MR. RUSSERT: But there was a letter written by President Clinton specifically asking that any communication between you and the president not be made available to the public until 2012. Would you lift that ban?
SEN. CLINTON: Well, that’s not my decision to make. And I don’t believe that any president or first lady has. But certainly we’ll move as quickly as our circumstances and the processes of the National Archives permits.
According to Newsweek’s Michael Isikoff, “Nearly three years after the Clinton Library opened—and more than 21 months after its trove of records became subject to the Freedom of Information Act— barely one half of 1 percent of the 78 million pages of documents and 20 million e-mail messages at the federally funded facility are public.”
Today, the Big Dawg, himself, weighed in, and threw down the media bias card…..
The AP is reporting Bill Clinton said Friday that a letter he wrote to the National Archives was to expedite release of his papers, not slow the process or hide anything as rivals are suggesting in criticism of his wife.
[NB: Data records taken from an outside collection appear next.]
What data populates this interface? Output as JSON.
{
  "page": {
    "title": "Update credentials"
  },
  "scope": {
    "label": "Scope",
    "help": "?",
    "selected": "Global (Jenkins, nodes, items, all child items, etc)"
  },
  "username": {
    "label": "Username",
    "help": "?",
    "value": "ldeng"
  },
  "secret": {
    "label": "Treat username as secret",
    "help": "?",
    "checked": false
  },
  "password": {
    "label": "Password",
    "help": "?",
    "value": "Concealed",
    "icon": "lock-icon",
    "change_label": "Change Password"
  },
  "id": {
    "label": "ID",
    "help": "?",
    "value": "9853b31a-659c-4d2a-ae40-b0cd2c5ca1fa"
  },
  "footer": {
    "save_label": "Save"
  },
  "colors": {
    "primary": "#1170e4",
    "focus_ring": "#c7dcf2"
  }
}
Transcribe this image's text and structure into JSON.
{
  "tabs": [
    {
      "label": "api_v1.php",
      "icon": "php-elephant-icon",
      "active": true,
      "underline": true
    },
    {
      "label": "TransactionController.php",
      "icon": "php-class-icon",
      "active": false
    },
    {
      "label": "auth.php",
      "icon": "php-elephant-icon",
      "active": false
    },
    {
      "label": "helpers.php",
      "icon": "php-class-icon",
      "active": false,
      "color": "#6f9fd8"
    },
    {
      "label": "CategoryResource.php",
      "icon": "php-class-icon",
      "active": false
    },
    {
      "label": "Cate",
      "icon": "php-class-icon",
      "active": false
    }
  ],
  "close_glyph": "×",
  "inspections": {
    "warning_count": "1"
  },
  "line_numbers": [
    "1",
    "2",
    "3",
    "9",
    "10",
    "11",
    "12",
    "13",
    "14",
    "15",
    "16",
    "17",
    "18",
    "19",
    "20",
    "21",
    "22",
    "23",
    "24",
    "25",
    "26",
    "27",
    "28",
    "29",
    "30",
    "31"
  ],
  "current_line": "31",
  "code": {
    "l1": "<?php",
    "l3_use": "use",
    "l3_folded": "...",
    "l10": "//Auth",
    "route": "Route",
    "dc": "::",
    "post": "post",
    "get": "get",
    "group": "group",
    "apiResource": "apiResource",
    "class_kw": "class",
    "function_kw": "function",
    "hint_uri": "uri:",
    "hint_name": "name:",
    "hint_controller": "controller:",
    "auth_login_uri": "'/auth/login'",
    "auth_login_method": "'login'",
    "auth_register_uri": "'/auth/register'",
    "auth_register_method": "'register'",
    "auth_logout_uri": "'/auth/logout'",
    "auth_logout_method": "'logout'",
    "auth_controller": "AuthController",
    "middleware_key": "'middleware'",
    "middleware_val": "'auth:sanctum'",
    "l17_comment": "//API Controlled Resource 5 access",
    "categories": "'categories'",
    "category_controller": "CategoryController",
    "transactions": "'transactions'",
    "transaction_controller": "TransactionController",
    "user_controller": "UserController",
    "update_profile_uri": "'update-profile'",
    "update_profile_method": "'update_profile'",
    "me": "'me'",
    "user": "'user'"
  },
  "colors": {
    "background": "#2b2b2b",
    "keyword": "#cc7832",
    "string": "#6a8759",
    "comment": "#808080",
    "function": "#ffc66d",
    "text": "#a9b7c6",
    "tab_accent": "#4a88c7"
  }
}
Russert’s question “was breathtakingly misleading,” Bill Clinton said.
“Tim’s question was entirely on the mark.”, Barbara L. Levin, spokeswoman for NBC, said.
Both of them cannot be telling the truth. It is linguistically impossible, UNLESS, in ClintonWorld, it depends upon the meaning of “was.”
Like any good sleight of hand artist, HRC’s protests conveniently change the subject, and distract the audience long enough for the illusion to work. They also completely miss the point. The fact remains that the Clinton campaign is unwilling to provide the evidence, other than her own word, that her years as First Lady provided her with the experience which qualifies her to be President of the United States of America.
With her already high negatives, Mrs. Clinton’s refusal to provide transparency is likely to have the effect of more people agreeing with Mike Huckabee’s assessment, “There is nothing funny about Hillary Clinton being President.”
What say you? This is the Friday Free Speech Zone, aka The World Famous Friday Open Thread.
WFFOT: Because a Star Trek film without William Shatner is like an Open Thread without a music video.
Byron York says, Hillary wants you to see those papers. Really
Sources:
Debate transcript
Video of Russert asking HRC about releasing the records
Newsweek, “Papers, I don’t see any papers”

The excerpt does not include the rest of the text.